Sound innocuous? It’s anything but. Instead, it’s part of a pattern we’ve already seen of Cannon laying the groundwork for delaying Trump’s trial—until it’s too late for a jury to be empaneled and the case tried to verdict before the election.

That is, of course, just what Trump has been angling for.

Back in November, Cannon issued an order slow-walking all pretrial motions in the case. As Politico reported, she “has postponed key pretrial deadlines, and she has added further slack into the schedule simply by taking her time to resolve some fairly straightforward matters.”

As Brian Greer, a former Central Intelligence Agency attorney, told Politico, Cannon’s decision not to expedite pretrial motions “could be seen as a stealth attempt to delay the ultimate trial date without actually announcing that yet.”

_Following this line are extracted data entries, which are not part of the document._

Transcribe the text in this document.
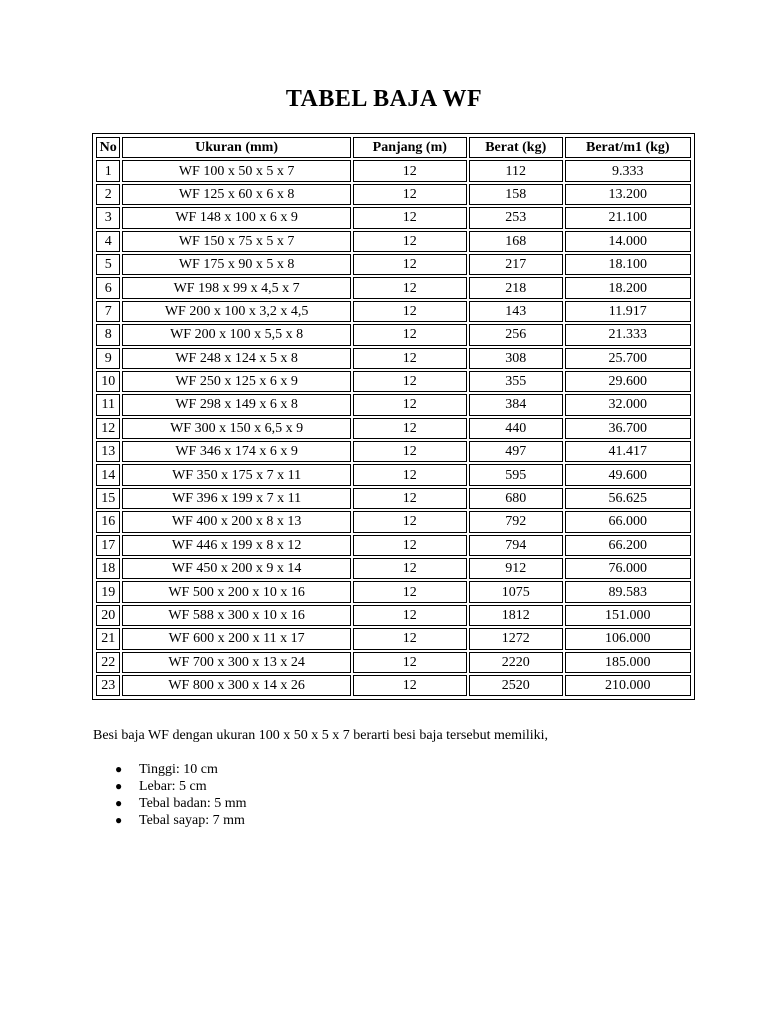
TABEL BAJA WF
No	Ukuran (mm)	Panjang (m)	Berat (kg)	Berat/m1 (kg)
1	WF 100 x 50 x 5 x 7	12	112	9.333
2	WF 125 x 60 x 6 x 8	12	158	13.200
3	WF 148 x 100 x 6 x 9	12	253	21.100
4	WF 150 x 75 x 5 x 7	12	168	14.000
5	WF 175 x 90 x 5 x 8	12	217	18.100
6	WF 198 x 99 x 4,5 x 7	12	218	18.200
7	WF 200 x 100 x 3,2 x 4,5	12	143	11.917
8	WF 200 x 100 x 5,5 x 8	12	256	21.333
9	WF 248 x 124 x 5 x 8	12	308	25.700
10	WF 250 x 125 x 6 x 9	12	355	29.600
11	WF 298 x 149 x 6 x 8	12	384	32.000
12	WF 300 x 150 x 6,5 x 9	12	440	36.700
13	WF 346 x 174 x 6 x 9	12	497	41.417
14	WF 350 x 175 x 7 x 11	12	595	49.600
15	WF 396 x 199 x 7 x 11	12	680	56.625
16	WF 400 x 200 x 8 x 13	12	792	66.000
17	WF 446 x 199 x 8 x 12	12	794	66.200
18	WF 450 x 200 x 9 x 14	12	912	76.000
19	WF 500 x 200 x 10 x 16	12	1075	89.583
20	WF 588 x 300 x 10 x 16	12	1812	151.000
21	WF 600 x 200 x 11 x 17	12	1272	106.000
22	WF 700 x 300 x 13 x 24	12	2220	185.000
23	WF 800 x 300 x 14 x 26	12	2520	210.000
Besi baja WF dengan ukuran 100 x 50 x 5 x 7 berarti besi baja tersebut memiliki,
● Tinggi: 10 cm
● Lebar: 5 cm
● Tebal badan: 5 mm
● Tebal sayap: 7 mm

New York University law professor Andrew Weissmann, the mild-mannered and knowledgeable former deputy to special counsel Robert S. Mueller, put it with uncharacteristic bluntness: “Judge Cannon’s bias is showing over and over again.” On Twitter he declared her to be “in the bag for Trump.”

By continuing to maintain the trial date while rendering the date virtually impossible to keep, Cannon evidently hopes to maintain plausible deniability from charges like Greer’s or Weissmann’s. At the same time, her pretense that the trial will commence on schedule prevents any attempt by Fulton County, Georgia, District Attorney Fani Willis to seek to advance into May the scheduling of her prosecution of Trump for attempting to interfere with Georgia’s 2020 election.

All of this suggests that Judge Cannon has learned all the wrong lessons from her first, legally untenable pro-Trump ruling of September 2022, which was slapped down quickly by the U.S. Court of Appeals for the 11th Circuit.

In that initial decision, Cannon blatantly violated precedent to help Trump delay Smith’s national security prosecution by granting Trump’s legally groundless request to appoint a special master to rule on the propriety of the FBI’s seizure of the classified documents from his country-club home. The appellate court quickly reversed Cannon’s ruling as improper judicial interference with an entirely lawful executive branch exercise of investigative power. Such interference would grind our entire criminal justice system to a halt unless a special exception exists for Trump and him alone.

Nor could Cannon pretend otherwise. Indeed, she granted Trump’s unprecedented request on the astonishing basis that “the investigation and treatment of a former president is … unique … ,” thereby saying the quiet part out loud by defying the first principle of a society based on the rule of law: No one, not even the most powerful person, is above the law.

As the reliably conservative 11th Circuit stated in quickly reversing Cannon’s ruling: “To create a special exception [for a former president] would defy our Nation’s foundational principle that our law applies to all, without regard to numbers, wealth, or rank.”

Unfortunately, that “humiliating admonishment”—as Los Angeles Times columnist Harry Litman put it—seems not to have taught Cannon the lesson that she mustn’t play favorites with the man who put her in judicial robes and who might yet, should he return to power, elevate her to a still higher court. Rather, the cynical lesson she appears to have extracted from her slapdown is to be more careful going forward to camouflage her favoritism.

Our legal system entrusts trial judges with a wide swath of discretionary decisions in ruling on evidence, framing jury instructions, and controlling other facets of the cases they try, with barely any appellate supervision. As a result, it’s difficult to imagine that anything that deserves to be called justice will emerge from a criminal proceeding over which Cannon presides in which the fate of her benefactor, and thus her own career, is at stake.

It may well be that Smith is biding his time before moving to recuse this manifestly compromised jurist. He may be waiting until she finally does what seems inevitable—orders that the trial date be vacated. If so, by that time, he is likely to have even more evidence of Cannon’s bias, both actual and apparent, to place before the court of appeals.

Let’s hope it won’t be too late for Trump’s alleged crimes against the nation’s security be fairly tried before the election.